New building for York University’s Lassonde School of Engineering
York University’s newest addition to its campus is an iconic and ambitious building that will redefine engineering education in Canada. A $60-million project, the Bergeron Centre for Engineering Excellence is a space designed to cultivate renaissance engineers – a new breed of engineer that possesses a social conscience and a sense of global citizenship.
Opening in August 2015, the school will offer students a learning environment without walls. Lectures happen on devices outside of the building, traditional classrooms are nowhere to be found, and in their place are spaces designed to foster collaboration and innovation.
Lassonde’s desire to realize an engineering school like no other, challenging the tradition of engineering buildings to define and confine students by discipline, opened possibilities to invite a space of discourse. During the planning process, ZAS Architects + Interiors worked closely with York to develop a design that reflected Lassonde’s goals, ultimately drawing upon two complementary ideas of mutability: a Cloud and a Rock. Its curvilinear form was developed based on the Cloud metaphor, and is seen to hover over a highly tessellated landscape that combines artificial and natural landscape features. The Rock is a prominent feature of this landscape, inspired by the geology of northern Canada, providing a roof over design workshops and project areas located on the lower level of the building.
Celebrating the interdependency between architecture, engineering, landscape and program in the spirit of the Da Vinci polymath ideal associated with the Renaissance, the building and landscape blur on a “landscape of learning” which assimilates the site and building into the surrounding natural environment and campus. It challenges the traditional notion of the limits of an academic building and the domain of learning.
Nearly 16,000 square metres of floor space on five levels rising from the campus will contain learning spaces for civil, mechanical and electrical engineering programs. Inside, a variety of teaching and research labs, workshops, collaborative classrooms, studio spaces and social areas for students and faculty create an innovative learning environment.

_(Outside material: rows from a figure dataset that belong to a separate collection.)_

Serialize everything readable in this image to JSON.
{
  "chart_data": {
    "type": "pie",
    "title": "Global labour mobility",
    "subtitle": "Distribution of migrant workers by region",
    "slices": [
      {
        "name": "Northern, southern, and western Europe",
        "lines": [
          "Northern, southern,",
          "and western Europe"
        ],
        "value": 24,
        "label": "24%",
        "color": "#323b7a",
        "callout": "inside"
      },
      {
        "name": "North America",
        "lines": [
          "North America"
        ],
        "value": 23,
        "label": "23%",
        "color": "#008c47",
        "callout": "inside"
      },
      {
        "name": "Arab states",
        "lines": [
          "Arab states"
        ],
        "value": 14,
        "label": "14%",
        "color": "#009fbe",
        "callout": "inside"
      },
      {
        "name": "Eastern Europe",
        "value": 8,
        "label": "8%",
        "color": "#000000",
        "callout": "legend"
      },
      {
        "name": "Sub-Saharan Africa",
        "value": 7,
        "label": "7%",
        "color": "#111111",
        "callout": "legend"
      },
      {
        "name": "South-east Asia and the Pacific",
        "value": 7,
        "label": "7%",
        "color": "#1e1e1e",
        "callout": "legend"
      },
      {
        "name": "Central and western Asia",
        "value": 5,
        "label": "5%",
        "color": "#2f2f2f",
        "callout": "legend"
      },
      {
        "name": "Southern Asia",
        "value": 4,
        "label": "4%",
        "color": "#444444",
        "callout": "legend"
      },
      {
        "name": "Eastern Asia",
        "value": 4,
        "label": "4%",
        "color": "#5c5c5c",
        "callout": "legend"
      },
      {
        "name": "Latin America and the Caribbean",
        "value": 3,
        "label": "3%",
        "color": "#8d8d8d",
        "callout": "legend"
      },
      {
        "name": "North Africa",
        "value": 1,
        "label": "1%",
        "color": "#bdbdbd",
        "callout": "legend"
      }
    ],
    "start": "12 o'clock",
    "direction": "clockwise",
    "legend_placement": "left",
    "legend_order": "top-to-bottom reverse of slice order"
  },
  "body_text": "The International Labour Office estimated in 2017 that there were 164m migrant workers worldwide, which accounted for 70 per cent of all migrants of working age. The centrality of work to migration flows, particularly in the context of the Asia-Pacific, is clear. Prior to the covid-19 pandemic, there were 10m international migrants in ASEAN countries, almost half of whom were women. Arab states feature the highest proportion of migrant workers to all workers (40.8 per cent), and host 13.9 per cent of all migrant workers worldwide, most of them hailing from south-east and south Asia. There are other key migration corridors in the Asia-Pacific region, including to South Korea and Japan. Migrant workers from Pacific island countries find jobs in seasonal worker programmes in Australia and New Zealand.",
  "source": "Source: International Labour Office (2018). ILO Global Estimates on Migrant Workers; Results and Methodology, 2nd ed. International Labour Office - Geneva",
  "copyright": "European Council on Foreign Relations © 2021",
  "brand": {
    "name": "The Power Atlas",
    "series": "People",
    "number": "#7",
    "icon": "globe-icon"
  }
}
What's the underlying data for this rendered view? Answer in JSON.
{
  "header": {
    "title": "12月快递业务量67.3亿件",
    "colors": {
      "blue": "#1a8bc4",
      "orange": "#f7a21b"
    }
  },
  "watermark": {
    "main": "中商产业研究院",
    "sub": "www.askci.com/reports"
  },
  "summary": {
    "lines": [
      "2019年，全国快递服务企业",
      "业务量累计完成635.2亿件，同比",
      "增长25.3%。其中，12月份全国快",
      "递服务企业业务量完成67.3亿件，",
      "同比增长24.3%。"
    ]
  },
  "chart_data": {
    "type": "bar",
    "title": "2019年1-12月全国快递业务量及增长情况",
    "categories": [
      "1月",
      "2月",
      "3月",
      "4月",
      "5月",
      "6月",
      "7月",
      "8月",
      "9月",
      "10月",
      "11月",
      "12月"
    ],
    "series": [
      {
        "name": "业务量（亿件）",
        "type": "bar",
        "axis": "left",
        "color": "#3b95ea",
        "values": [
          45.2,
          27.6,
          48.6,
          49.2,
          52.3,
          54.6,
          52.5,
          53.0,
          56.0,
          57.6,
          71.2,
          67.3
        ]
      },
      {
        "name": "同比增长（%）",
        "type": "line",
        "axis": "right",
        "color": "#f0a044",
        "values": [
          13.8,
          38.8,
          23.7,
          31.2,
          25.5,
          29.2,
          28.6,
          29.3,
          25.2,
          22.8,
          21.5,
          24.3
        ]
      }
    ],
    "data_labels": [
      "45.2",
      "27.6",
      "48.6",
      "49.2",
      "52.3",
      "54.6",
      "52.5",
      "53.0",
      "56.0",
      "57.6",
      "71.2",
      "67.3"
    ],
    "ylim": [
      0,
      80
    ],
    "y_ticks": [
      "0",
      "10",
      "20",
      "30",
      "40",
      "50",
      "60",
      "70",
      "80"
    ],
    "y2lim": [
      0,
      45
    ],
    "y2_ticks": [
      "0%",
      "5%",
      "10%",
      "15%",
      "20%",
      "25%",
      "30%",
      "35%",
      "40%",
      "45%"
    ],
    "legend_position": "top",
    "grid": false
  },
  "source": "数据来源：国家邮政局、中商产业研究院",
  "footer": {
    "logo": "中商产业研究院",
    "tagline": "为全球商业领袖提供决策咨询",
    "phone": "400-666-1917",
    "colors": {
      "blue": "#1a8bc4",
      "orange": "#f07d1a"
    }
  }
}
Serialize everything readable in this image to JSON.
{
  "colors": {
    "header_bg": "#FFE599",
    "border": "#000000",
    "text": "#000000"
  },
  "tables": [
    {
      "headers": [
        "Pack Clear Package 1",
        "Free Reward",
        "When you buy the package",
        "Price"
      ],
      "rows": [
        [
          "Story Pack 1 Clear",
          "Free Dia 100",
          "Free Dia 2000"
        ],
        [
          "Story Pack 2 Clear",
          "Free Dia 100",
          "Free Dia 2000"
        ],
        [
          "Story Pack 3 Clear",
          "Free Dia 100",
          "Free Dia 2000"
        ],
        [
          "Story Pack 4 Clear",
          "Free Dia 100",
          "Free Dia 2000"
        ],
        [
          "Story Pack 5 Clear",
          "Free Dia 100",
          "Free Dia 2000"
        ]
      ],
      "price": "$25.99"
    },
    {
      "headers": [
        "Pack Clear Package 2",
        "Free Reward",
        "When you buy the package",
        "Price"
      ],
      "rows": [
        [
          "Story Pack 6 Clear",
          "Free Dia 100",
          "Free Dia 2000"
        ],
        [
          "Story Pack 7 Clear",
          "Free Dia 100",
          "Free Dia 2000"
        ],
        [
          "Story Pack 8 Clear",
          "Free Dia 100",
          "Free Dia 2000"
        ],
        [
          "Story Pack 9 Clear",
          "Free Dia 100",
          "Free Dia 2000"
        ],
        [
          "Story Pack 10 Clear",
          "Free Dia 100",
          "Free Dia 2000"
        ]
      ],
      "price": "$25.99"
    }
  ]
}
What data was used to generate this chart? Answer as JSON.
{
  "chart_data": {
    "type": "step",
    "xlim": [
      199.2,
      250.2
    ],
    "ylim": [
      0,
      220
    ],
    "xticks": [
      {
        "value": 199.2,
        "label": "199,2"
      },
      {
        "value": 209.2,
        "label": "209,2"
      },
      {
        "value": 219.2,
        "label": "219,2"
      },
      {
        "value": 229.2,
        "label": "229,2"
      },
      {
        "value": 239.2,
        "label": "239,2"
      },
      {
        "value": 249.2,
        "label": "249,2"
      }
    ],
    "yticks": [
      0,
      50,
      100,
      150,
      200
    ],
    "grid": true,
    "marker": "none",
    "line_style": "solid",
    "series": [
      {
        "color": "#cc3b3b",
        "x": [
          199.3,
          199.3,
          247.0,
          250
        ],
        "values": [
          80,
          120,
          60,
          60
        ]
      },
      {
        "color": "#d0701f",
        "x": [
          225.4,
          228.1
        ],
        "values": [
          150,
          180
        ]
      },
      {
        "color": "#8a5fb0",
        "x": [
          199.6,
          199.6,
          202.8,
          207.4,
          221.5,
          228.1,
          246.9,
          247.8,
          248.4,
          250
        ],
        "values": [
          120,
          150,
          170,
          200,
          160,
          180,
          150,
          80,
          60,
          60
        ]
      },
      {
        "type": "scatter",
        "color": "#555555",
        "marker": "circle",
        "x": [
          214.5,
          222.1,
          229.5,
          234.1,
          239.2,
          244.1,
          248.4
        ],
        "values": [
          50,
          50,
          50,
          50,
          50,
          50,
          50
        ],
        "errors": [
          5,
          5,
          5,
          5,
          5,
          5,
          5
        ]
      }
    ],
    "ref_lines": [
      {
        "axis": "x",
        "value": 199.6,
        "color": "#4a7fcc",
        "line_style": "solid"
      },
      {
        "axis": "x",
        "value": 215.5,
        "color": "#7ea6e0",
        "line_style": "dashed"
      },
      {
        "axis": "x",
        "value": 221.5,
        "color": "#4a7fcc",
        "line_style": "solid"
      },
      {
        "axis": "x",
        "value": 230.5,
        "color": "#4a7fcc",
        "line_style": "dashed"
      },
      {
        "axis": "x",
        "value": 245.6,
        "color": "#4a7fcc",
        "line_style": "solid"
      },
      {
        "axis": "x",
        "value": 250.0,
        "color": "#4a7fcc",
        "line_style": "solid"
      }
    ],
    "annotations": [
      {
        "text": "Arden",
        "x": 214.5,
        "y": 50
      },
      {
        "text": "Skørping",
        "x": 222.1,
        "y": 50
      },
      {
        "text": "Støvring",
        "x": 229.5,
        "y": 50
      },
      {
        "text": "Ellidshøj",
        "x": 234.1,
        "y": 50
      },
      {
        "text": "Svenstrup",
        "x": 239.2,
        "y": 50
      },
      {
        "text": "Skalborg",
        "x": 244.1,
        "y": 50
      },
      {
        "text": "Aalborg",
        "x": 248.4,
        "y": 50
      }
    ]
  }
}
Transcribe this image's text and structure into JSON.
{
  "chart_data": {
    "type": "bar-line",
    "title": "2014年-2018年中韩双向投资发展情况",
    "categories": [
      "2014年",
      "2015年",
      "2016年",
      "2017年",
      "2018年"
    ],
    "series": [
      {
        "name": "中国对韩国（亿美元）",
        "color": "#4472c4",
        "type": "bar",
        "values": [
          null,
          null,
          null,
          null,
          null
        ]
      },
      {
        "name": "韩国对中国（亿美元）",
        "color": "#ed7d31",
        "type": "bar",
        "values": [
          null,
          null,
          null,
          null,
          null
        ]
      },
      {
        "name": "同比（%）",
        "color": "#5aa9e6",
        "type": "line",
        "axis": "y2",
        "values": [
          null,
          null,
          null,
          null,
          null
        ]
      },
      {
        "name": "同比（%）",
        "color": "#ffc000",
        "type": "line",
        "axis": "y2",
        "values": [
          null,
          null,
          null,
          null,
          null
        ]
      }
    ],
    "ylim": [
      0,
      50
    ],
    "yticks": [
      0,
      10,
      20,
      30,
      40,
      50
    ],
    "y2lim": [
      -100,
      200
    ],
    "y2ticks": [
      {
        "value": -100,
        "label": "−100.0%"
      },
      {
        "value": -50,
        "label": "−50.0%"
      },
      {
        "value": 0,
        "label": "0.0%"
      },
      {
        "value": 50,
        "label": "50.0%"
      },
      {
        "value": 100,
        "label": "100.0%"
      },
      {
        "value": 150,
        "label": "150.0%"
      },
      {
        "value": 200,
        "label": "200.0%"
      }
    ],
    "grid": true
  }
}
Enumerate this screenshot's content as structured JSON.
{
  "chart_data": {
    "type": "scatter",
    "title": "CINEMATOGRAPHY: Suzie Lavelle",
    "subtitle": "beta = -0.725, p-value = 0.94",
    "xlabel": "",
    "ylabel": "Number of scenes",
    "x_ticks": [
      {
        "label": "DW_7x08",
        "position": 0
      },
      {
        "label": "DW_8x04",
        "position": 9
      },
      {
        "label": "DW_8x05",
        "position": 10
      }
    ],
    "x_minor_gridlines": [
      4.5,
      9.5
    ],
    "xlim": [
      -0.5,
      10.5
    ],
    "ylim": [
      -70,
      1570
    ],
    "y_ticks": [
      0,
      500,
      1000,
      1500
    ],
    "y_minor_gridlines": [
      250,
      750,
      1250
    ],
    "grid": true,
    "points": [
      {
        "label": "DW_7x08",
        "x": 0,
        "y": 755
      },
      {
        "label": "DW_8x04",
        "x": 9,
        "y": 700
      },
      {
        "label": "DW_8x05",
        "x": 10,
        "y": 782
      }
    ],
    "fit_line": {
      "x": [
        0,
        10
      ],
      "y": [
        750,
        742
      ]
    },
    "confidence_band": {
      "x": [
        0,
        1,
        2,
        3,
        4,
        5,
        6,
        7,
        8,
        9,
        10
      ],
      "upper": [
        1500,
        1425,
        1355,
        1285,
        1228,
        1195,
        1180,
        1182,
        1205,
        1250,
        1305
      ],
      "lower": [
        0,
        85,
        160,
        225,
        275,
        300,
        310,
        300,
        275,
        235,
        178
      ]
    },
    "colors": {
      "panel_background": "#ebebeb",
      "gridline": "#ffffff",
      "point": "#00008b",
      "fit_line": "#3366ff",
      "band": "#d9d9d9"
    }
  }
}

Rooted at the lower levels of the building is the civil engineering program, with the electrical and mechanical engineering departments at the building’s upper levels. The entrance level to the school contains most of the student service functions while administration for the faculty occupies a mid-level location in the building ensuring accessibility and engagement with the school’s faculty and students.
The project design team was selected by York University in a three-stage international architectural competition that included competing teams from across North America, Europe and Asia. Led by ZAS Architects + Interiors, the team is also working in collaboration with Arup Engineering & Scott Torrance Landscape Architects. The synergies and creativity of this multidisciplinary team have been fully realized in the design vision for the building and the technical development of it. Rounding out the team is the experienced construction management team of Laing O’Rourke and Gillam Group.